2. Work on high fidelity prototypes
If we’re going to conduct tests with actual users, it’s significantly better to work with high fidelity prototypes and make it as real as we can. Testing with close-to-real artifacts yield solid results that are worth the extra minutes spent on creating high fidelity prototypes. When users interact with realistic prototypes, they provide unbiased insights that are actually useful and beneficial for the design and the business.
3. Brainstorming is a waste of time
Teams think they are collaborating when they brainstorm but it’s actually an inefficient use of time and limits creativity. At GV, they hold week-long design sprints (heck, they invented sprints!) where each participant comes up with his or her own ideas and then silently vote on their favorites. The emphasis is on silent because good ideas should stand on their own. This method is more efficient because they get a lot of ideas in a short period of time.

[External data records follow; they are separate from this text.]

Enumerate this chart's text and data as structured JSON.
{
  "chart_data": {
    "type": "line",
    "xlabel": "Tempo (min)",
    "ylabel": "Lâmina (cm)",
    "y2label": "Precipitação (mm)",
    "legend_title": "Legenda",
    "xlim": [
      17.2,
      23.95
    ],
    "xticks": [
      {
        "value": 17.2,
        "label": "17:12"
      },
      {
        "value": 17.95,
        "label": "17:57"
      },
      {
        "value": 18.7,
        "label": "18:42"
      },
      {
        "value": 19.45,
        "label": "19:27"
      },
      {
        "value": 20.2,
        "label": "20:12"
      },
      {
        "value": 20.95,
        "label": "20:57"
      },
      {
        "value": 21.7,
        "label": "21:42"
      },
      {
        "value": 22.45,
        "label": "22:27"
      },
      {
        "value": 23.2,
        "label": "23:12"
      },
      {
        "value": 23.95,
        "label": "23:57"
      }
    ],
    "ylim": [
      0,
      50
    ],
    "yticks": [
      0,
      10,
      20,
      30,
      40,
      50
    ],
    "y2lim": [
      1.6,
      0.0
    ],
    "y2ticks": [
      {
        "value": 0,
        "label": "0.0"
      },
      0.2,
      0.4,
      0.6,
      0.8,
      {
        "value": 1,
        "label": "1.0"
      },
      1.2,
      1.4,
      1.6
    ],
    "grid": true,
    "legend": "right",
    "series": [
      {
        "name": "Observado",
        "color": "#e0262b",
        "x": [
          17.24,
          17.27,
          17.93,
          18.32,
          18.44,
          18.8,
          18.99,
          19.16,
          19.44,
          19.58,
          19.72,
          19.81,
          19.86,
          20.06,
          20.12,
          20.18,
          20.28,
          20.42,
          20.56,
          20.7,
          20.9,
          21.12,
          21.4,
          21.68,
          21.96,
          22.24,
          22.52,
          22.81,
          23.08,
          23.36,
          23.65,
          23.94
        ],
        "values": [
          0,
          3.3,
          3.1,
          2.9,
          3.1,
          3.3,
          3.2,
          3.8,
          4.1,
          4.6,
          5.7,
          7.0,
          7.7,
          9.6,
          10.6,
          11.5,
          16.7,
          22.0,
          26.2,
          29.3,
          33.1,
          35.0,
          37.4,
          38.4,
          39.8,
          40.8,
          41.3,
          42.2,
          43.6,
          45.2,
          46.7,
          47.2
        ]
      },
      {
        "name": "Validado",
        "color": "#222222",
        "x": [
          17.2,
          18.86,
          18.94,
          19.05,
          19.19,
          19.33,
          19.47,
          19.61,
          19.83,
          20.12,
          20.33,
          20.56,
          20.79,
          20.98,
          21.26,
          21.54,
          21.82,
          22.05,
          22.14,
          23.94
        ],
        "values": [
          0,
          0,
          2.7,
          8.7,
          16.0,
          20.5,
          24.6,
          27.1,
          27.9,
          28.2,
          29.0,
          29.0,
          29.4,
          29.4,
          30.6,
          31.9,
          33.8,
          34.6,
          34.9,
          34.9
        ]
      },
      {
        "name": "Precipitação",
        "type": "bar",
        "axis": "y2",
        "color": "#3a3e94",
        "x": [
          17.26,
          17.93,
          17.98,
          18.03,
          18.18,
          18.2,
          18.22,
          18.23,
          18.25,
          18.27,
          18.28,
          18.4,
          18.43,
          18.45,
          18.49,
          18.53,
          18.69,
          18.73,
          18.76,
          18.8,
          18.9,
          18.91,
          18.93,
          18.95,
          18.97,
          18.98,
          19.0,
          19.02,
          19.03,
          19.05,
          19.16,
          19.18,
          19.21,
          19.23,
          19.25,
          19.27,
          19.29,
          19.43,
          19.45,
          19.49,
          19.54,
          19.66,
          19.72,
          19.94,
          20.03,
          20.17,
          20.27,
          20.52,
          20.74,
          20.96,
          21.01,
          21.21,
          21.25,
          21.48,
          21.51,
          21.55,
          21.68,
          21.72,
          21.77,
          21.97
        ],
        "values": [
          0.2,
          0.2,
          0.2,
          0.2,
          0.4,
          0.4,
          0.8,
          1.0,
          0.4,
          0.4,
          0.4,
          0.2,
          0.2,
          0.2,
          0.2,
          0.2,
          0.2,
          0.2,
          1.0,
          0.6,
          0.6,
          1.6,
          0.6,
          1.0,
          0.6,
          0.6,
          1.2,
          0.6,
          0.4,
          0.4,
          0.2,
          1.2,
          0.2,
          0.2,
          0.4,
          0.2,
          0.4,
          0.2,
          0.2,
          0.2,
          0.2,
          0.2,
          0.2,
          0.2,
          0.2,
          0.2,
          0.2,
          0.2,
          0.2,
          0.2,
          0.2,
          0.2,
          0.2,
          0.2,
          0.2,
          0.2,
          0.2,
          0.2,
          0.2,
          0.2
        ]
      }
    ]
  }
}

4. Ask the two most important questions
In order to bridge the gap between design and business, we need to ask two crucial questions: “What do you think of when you think of design?” and “What keeps you up at night?” As designers, our role is to bring people together and foster a sense of unity in the business. It’s also our responsibility to create solutions that add value for both users and the people running the company. Design is that bridge between a company’s vision and the users’ needs.
5. Never have a designer-only sprint
Bringing in non-designers and key decision makers from the company can be a real asset in the design sprint. When GV held a sprint to design the customer experience of ordering coffee from Blue Bottle, they included a customer service representative in that team who was extremely familiar with customers’ struggles. Non-designers bring in expertise that designers lack and adds significant value to the process of solving problems.

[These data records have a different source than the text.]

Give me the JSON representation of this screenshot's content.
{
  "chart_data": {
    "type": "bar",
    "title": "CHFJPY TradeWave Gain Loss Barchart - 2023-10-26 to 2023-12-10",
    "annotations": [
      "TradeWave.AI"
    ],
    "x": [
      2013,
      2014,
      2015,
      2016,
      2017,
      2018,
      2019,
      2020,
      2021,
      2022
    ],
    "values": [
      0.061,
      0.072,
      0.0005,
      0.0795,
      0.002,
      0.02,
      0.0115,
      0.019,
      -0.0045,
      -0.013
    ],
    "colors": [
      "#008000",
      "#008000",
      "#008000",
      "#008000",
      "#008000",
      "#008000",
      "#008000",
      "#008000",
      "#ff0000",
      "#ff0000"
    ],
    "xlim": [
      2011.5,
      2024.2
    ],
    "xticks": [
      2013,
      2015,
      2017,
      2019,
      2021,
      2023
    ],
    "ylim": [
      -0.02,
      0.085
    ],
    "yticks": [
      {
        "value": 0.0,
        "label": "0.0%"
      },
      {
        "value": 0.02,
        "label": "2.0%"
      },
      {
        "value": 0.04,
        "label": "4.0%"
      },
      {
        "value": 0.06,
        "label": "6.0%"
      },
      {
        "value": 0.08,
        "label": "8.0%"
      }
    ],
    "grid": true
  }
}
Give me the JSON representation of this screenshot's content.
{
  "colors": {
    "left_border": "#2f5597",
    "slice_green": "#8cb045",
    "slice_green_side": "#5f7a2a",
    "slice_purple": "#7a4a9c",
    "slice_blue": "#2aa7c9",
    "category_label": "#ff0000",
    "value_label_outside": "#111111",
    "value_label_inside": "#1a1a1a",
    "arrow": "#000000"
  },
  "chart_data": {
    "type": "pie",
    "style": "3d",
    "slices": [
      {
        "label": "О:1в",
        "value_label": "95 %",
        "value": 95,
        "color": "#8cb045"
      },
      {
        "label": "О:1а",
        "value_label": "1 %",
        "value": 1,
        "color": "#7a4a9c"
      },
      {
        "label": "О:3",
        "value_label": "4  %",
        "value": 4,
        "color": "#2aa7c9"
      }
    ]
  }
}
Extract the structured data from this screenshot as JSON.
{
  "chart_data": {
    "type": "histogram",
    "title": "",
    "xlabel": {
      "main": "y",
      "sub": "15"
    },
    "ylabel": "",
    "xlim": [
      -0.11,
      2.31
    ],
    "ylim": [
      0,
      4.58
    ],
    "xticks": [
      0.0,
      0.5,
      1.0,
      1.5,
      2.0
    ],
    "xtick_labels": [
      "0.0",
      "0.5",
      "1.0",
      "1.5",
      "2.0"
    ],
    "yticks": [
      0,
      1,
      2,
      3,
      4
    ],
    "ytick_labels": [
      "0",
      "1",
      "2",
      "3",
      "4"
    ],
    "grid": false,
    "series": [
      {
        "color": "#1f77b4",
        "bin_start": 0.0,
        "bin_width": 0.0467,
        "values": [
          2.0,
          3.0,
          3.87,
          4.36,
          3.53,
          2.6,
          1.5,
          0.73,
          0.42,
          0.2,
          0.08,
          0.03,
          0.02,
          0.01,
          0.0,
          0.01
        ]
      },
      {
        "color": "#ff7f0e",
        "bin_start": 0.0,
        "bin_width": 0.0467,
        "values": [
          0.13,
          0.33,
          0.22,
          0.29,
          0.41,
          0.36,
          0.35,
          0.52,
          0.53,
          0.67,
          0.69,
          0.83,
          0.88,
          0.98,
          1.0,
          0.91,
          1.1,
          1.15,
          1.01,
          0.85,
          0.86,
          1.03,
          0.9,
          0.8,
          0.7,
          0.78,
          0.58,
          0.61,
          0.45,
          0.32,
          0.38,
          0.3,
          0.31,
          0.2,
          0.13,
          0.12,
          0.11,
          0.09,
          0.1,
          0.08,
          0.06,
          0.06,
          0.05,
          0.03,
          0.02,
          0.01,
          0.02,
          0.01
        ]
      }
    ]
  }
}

6. Prioritize the most important stuff
At GV, they invest in hundreds of companies, with 40% going into the life sciences, and work with them to break into new markets and create amazing products for their users. 5-day sprints are held so that teams can really prioritize the most important stuff. Sometimes, designers sweat the small stuff like typography and colors but the time constraints of a sprint helps them figure out what they need to focus on and work on those tasks.

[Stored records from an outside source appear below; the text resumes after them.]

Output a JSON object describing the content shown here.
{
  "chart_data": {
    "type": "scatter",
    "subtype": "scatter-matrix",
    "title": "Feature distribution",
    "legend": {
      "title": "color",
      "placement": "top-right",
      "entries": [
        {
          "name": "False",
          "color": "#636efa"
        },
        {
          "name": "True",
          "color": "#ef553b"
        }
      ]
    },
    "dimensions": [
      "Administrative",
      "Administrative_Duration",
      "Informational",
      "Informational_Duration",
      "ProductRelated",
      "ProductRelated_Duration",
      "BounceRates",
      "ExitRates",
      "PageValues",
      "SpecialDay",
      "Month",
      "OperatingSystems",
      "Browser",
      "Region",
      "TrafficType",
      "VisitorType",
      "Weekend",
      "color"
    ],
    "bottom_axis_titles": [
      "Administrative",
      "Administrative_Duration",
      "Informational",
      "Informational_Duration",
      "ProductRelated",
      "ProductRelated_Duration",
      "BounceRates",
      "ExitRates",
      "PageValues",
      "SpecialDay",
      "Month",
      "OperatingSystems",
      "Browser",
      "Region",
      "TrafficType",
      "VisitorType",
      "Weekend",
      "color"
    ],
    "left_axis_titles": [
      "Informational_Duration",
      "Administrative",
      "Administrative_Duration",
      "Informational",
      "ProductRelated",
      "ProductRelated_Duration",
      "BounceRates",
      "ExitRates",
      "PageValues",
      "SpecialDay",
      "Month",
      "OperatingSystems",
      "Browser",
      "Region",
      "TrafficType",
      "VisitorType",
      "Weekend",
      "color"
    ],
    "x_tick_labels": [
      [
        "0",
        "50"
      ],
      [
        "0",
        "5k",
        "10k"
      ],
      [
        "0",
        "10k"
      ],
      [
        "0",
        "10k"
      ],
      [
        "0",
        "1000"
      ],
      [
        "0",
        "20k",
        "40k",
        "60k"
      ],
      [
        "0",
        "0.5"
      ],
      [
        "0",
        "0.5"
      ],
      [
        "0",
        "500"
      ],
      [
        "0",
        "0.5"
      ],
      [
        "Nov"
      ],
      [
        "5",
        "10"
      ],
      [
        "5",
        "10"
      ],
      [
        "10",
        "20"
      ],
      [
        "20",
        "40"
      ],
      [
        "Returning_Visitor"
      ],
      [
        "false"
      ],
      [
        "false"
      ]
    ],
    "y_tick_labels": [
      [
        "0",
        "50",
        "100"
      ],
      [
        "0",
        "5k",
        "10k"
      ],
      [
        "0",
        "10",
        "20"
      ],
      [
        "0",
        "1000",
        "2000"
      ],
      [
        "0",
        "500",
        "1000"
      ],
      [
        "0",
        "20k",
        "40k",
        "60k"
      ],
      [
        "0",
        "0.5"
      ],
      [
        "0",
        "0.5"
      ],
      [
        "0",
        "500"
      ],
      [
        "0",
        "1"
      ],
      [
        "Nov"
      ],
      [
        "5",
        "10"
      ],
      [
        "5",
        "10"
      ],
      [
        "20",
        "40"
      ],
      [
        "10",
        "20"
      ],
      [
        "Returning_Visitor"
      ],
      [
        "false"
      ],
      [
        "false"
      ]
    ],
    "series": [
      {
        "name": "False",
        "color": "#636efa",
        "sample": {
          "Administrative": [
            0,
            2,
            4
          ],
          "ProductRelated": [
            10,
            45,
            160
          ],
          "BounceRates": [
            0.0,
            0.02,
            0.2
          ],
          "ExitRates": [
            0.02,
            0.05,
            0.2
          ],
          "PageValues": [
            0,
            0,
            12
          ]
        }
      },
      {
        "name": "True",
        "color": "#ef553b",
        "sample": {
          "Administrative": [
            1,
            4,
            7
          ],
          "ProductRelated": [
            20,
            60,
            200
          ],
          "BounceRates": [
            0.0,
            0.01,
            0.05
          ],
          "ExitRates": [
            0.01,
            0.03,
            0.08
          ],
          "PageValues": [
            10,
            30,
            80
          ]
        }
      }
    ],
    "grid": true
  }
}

7. Research is a secret weapon
There is a reason why design-centered companies do well. What’s their secret weapon? User research. Research is so fundamental to design. It’s the ultimate method of testing assumptions without investing massive amounts of time, energy and funds. It also allows designers to validate and solve big problems in a short amount of time with minimized risk. I love research-driven design and am a huge advocate for investing in it.
8. Be a generalist and do it all
“I’m a generalist. A proud one. I can’t believe the amount of people out there who give out terrible advice on finding a specialty. Fuck that shit!” Those aren’t the exact words but you get it. I’ve received that advice before too and I hate it. If I have the capability, I want to learn and do it all. Design should be empowering, not limiting. We’re responsible for solving huge problems and can only do so by expanding our own toolkit.
I’ve been to many events but I find that candid Q&A sessions are the best. It’s always refreshing to hear industry leaders speak so passionately about design. That passion and enthusiasm was definitely contagious because I walked away feeling extremely inspired to start my own projects. I love that GV has perfected the way they design. It shows they truly care about solving problems for the companies they invest in and that design is a serious priority for them. I’m going to pick up my copy of the Sprint book now!